The tests clearly could not keep up with new synthetic cannabinoids, but they did show all sorts of other drugs. For instance, 47 percent of patients from PGHC tested positive for PCP, and 78 percent of patients from UMMC tested positive for opioids. Two-thirds of patients had multiple drugs in their systems, and some tested positive for as many as six different drugs.
“Even though the doctors and the patients thought they had taken synthetic cannabinoids — this was during an outbreak around Baltimore, with synthetic cannabinoids — they were actually using different drugs,” says Wish. “The results were quite unexpected and amazing.”
In his decades of research, Wish has identified emerging drug trends before most people were even aware the drugs existed. By retesting urine samples from hospitals and jails that have already been processed for basic drugs, Wish and his team have found evidence of synthetic cannabinoids, prescription and illicit opioids, and other designer drugs. As in the new study, he has often found that the initial tests conducted by hospitals or the probation system failed to catch what people are really using; while those institutions usually test for fewer than 10 drugs, his team tests for over 200. For better or worse, that level of testing now seems to be necessary in order to keep up with the rapidly changing drug scene nationwide.
“We were surprised to know that the patients and the doctors didn’t know what the people had actually taken,” says Wish. “We can’t keep up with what’s on the street, and the consumer doesn’t have any idea what they’re taking.” He notes that researchers no longer call things like Spice and K2 “synthetic marijuana” because they act so differently from marijuana, despite stimulating the brain’s cannabinoid receptors. “What you’re using is new chemicals that no one has ever tested to see what the effect is on a human being.”

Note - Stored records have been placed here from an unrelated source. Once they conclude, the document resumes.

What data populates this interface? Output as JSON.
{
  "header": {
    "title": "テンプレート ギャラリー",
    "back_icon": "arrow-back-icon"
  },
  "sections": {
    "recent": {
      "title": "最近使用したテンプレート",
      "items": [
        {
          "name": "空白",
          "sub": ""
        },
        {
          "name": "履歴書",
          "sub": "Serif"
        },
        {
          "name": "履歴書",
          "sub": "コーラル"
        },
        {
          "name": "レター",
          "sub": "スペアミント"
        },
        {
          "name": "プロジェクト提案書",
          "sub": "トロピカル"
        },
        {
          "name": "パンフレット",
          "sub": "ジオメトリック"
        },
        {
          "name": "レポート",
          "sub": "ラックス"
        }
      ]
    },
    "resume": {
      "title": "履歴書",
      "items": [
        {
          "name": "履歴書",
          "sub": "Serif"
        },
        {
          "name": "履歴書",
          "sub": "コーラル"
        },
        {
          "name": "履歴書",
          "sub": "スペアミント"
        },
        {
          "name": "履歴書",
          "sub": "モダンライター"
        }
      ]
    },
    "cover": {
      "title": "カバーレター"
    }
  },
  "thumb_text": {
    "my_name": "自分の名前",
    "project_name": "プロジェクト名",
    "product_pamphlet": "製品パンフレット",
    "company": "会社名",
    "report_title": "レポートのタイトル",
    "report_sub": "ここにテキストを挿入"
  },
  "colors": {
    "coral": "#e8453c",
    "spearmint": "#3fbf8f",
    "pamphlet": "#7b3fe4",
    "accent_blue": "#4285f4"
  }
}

To help doctors stay on top of new drugs, Wish and his team are working on the NIH-sponsored Drug Outbreak Testing Service, a program in which medical examiners and treatment programs can send up to 20 urine specimens at a time for more thorough drug testing. The hope is that the results will give doctors a better idea of what drugs people in their area are taking, helping public health officials to understand what they’re dealing with. The opioid epidemic, which has received the most media attention in recent years, is only one dimension of a far broader drug problem, he says.
“Everywhere we looked, whether it’s people who died from what was believed to be a fentanyl overdose or it was people who came into a drug treatment program, what you find is that these people have a large number of drugs in their urine. In other words, the opioid is only the tip of the iceberg of what they’re using,” he says.
“If we think that all we have to do is treat their fentanyl problem or their heroin problem, we’re going to miss the problem that’s much bigger than those drugs. The person needs to get services and help that focuses on the entire drug-using behavior, not just those couple of drugs that we hear about so much.”